Through my time at BU, I have learnt that even the best security measures can be circumvented, usable security still eludes us and our perspective on information and privacy is changing. Having a Psychology A-level background, I found the degree course’s exploration of natural intuition about risk and security trade-offs has combined with the technical know-how to develop my confidence, technical competence, awareness and ethical understanding to provide a more holistic view of working securely in cyberspace.
Next year as part of my project, through the wonderful opportunities and networking contacts I have made this year, I will be working closely with the South West police forces and the ROCU to develop an enhanced Cyber Security Training course.
The project is designed to explore and advance how cybercrime is opening new avenues for policing and what can be done to stop criminals exploiting socio-technical systems and emptying bank accounts. After this I hope to study the new BU Master’s course in Cyber Security & Human Factors before pursuing a career in this rapidly expanding domain.
Fiona Richardson, BSc (Hons) Forensic Computing and Security
Tackling cyber-crime is a priority for the Force. It has the potential to affect every household in Dorset. The internet continually presents opportunities to criminals. Traditional crimes can now be carried out online, extending the scale and reach of criminality like never before.
Our young people are at increased risk of cyber-bullying, an awful crime which has far-reaching effects on some of our most vulnerable people.

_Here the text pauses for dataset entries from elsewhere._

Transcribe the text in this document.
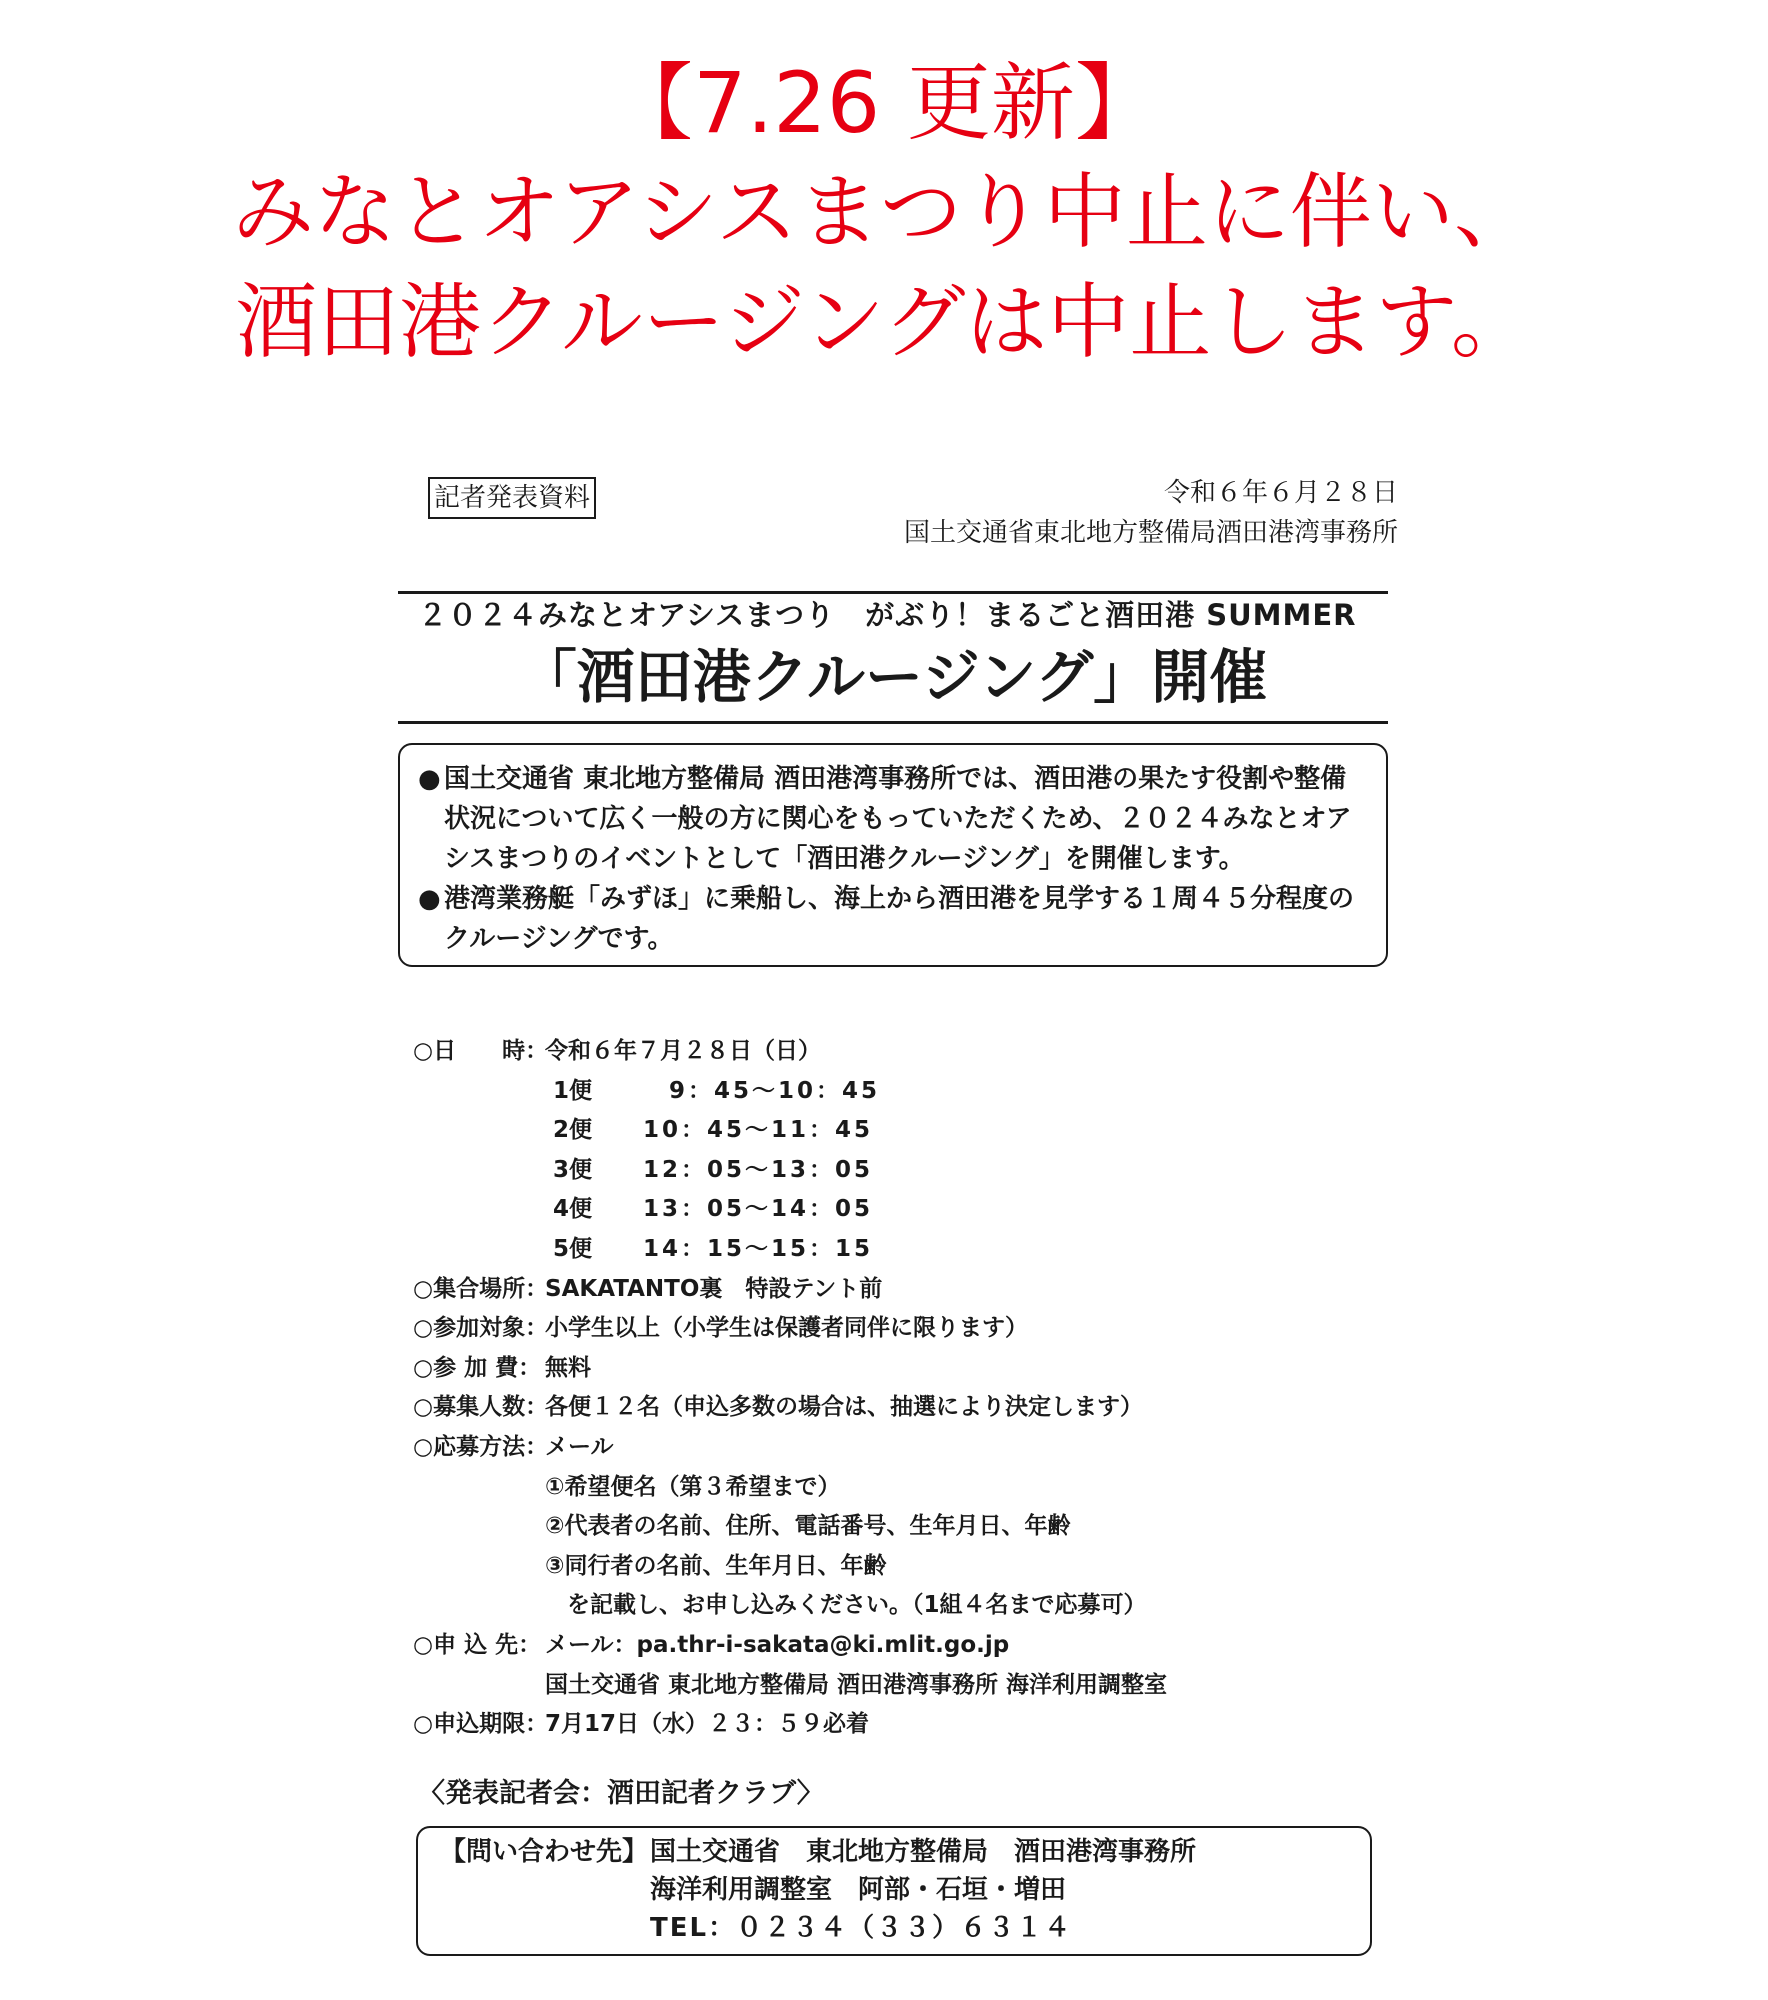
【7.26 更新】
みなとオアシスまつり中止に伴い、
酒田港クルージングは中止します。
記者発表資料	令和６年６月２８日
国土交通省東北地方整備局酒田港湾事務所
２０２４みなとオアシスまつり　がぶり！まるごと酒田港 SUMMER
「酒田港クルージング」開催
● 国土交通省 東北地方整備局 酒田港湾事務所では、酒田港の果たす役割や整備状況について広く一般の方に関心をもっていただくため、２０２４みなとオアシスまつりのイベントとして「酒田港クルージング」を開催します。
● 港湾業務艇「みずほ」に乗船し、海上から酒田港を見学する１周４５分程度のクルージングです。
○日　　時：
令和６年７月２８日（日）
1便 　9：45～10：45
2便 10：45～11：45
3便 12：05～13：05
4便 13：05～14：05
5便 14：15～15：15
○集合場所：
SAKATANTO裏　特設テント前
○参加対象：
小学生以上（小学生は保護者同伴に限ります）
○参 加 費： 無料
○募集人数：
各便１２名（申込多数の場合は、抽選により決定します）
○応募方法：
メール
①希望便名（第３希望まで）
②代表者の名前、住所、電話番号、生年月日、年齢
③同行者の名前、生年月日、年齢
を記載し、お申し込みください。（1組４名まで応募可）
○申 込 先： メール：pa.thr-i-sakata@ki.mlit.go.jp
国土交通省 東北地方整備局 酒田港湾事務所 海洋利用調整室
○申込期限：
7月17日（水）２３：５９必着
〈発表記者会：酒田記者クラブ〉
【問い合わせ先】 国土交通省　東北地方整備局　酒田港湾事務所
海洋利用調整室　阿部・石垣・増田
TEL：０２３４（３３）６３１４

In equal measure, we have seen an increase in the risks to the older population as they embrace new technology to enable them to carry out financial transactions online and keep in touch with loved ones in an ever-shrinking world.
I am delighted to be working with Bournemouth University in finding approaches to cybercrime, and I congratulate them on their forward thinking. My team look forward to building on that relationship as we develop a joint approach to raising awareness and finding solutions to this fast emerging threat.
Martyn Underhill, Dorset Police and Crime Commissioner
Cyber-related crime calls on all aspects of policing, from instances of cyber bullying and online fraud through to international terrorism. These crimes do not necessarily occur where one police force ends and another begins. For example, countering terrorism requires a seamless and integrated approach that spans local communities through to foreign countries. Dorset Police will play its part in tackling this new and growing threat which exists not on our streets but in cyberspace.
Whilst some of these threats have national and international dimensions, they also cause harm locally as well. For example the internet can be used by paedophiles to exploit and abuse young people. Threats such as these must be tackled not only by local policing, strongly grounded in communities, but also by forces and partner agencies working collaboratively across force and organisational boundaries.
Another reason to expand our partnership-working and national and international relationships is to counter the threat of an external cyber-attack. If our local infrastructures or businesses are subjected to an online attack by an international ‘botnet’ then it is important that investigators have access to the right investigative capability to deal with the incident and prevent further damage.
Our strong links to the excellent facilities at Bournemouth University and the South West Regional Organised Crime Unit help us to do this effectively and are part of our ever-growing commitment to tackling cyber-crime in all its forms.